Lopeman's choices in repertoire are intriguing and unhackneyed: Gershwin's still-durable "Love Walked In" (here done with the verse), four songs that are associated with Frank Sinatra ("My Kind Of Girl, " "I'm A Fool To Want You," "Nice Work If You Can Get It," and "Everything Happens To Me"), two classical-cum-pop adaptations, a forgotten Michel Legrand melody from his score to The Umbrellas Of Cherbourg, a seldom-performed Joni Mitchell opus, Fats Waller's classic "Jitterbug Waltz," and two first-rate Lopeman originals. On the pieces played by the sextet, Lopeman's arrangements are frequently much more than the perfunctory head-solos-head charts most often heard on jazz small-group recordings. Hear "Jitterbug Waltz" (with soprano lead) and both of Lopeman's own compositions ("Intentions"with its subtle clarinet lead, "World Economy Blues" in collaboration with Chris Byars) as illustrations of his scoring skills.

 

As a soloist, Lopeman is heard here primarily on tenor saxophone, and he has an arresting voice.
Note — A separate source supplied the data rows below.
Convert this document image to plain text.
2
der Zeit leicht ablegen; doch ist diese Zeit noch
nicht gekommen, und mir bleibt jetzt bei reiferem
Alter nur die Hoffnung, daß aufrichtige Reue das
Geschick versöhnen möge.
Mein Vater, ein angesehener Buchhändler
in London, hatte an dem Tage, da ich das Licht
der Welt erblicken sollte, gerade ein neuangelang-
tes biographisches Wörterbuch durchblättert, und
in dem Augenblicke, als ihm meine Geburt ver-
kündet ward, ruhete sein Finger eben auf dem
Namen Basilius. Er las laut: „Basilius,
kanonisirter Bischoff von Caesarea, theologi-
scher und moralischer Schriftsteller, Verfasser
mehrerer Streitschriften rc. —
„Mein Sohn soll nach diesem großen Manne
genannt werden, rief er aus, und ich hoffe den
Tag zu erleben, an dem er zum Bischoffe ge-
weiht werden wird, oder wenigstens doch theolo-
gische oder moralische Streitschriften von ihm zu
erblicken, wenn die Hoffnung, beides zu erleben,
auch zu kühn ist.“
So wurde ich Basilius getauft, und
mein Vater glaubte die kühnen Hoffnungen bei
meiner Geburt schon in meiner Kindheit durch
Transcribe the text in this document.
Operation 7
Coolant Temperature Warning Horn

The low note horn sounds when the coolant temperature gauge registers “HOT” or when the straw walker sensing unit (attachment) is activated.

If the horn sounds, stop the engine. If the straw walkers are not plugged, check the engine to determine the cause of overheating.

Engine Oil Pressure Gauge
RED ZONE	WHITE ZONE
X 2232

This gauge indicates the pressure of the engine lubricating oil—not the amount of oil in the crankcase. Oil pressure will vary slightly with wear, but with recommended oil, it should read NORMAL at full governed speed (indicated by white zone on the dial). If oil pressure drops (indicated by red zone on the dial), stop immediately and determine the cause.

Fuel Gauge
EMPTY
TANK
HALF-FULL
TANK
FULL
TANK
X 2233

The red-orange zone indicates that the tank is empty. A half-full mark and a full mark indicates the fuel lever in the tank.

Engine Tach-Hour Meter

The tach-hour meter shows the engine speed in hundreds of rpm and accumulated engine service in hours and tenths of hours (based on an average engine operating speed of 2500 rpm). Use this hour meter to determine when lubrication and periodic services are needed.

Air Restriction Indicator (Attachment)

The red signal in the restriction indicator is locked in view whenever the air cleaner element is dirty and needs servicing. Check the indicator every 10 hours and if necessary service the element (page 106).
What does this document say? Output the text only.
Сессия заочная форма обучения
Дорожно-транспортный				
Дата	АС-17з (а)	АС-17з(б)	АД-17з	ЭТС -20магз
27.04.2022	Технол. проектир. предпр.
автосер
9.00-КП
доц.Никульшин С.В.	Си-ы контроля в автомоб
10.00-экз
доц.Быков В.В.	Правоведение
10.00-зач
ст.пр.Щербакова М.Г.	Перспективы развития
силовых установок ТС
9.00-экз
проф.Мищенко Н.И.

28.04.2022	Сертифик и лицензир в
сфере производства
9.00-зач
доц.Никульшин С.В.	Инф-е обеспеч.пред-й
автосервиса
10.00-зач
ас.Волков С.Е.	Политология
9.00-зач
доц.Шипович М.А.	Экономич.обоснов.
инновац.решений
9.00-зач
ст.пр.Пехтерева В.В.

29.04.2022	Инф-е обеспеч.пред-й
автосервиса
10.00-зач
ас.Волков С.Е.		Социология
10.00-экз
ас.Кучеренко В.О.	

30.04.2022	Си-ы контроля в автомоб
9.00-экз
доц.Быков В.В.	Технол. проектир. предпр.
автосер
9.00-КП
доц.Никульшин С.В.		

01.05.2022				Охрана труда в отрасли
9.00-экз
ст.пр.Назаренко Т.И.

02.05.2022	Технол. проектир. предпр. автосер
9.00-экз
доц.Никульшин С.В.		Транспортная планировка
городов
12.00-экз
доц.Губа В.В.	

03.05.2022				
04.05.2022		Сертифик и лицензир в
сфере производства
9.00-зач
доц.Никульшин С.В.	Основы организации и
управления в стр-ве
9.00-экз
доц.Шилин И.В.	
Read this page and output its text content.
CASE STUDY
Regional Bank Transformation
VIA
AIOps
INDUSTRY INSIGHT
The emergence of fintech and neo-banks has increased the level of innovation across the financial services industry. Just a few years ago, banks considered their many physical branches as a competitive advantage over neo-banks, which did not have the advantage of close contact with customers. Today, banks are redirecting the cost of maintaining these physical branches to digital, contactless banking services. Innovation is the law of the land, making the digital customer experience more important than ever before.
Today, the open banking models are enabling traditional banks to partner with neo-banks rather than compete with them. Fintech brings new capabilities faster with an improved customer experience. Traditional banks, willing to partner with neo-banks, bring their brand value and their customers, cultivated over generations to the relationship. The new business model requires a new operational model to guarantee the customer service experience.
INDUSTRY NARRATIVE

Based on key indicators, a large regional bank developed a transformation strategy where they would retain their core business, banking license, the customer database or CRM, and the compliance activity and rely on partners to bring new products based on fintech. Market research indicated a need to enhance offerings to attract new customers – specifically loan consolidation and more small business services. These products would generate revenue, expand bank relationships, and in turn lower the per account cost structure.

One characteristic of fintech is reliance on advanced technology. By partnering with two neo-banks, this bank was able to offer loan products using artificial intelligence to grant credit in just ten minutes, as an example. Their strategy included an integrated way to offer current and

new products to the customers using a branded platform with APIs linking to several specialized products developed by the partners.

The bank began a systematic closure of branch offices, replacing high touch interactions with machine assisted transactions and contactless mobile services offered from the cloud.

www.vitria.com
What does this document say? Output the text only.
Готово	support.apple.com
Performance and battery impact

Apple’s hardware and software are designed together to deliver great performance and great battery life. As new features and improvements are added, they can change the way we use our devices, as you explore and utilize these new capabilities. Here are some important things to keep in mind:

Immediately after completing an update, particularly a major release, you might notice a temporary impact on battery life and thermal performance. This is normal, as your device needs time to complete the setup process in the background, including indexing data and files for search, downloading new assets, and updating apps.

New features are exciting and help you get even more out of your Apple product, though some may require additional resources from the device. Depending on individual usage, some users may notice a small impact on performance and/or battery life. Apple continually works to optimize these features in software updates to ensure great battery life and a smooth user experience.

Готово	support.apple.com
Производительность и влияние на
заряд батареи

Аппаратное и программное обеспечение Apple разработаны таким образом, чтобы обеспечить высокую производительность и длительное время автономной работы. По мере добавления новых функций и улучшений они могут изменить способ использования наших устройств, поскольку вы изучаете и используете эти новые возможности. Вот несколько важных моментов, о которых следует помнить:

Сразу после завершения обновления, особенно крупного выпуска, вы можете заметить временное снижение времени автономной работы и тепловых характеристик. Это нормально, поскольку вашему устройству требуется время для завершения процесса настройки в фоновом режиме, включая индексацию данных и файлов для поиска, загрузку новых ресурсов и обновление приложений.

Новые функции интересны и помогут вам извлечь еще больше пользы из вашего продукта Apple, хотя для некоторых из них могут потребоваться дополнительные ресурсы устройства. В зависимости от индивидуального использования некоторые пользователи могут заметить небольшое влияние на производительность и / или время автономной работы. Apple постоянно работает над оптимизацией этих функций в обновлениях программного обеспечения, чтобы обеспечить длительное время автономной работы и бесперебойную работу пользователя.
His models come primarily from 1950s pre-John Coltrane sources: Lucky Thompson, Hank Mobley, Stan Getz, Zoot Sims, Warne Marsh, Harold Land, and Sonny Rollins. He obviously has listened well to all of them and many others and has come up with a compelling synthesis that sounds utterly personal and undated. His soprano saxophone, heard on "Jitterbug Waltz" and "Woodstock," is a nice change of pace, displaying elements of Coltrane, Sims, and Thompson.

 

Those of us who have known and respected Mark Lopeman since his arrival in New York three decades ago are delighted that he finally has decided to put his singular talents in the spotlight."


-Bill Kirchner, August 2011

(Bill Kirchner is a saxophonist, composer-arranger, bandleader, jazz historian, record and radio producer and educator.)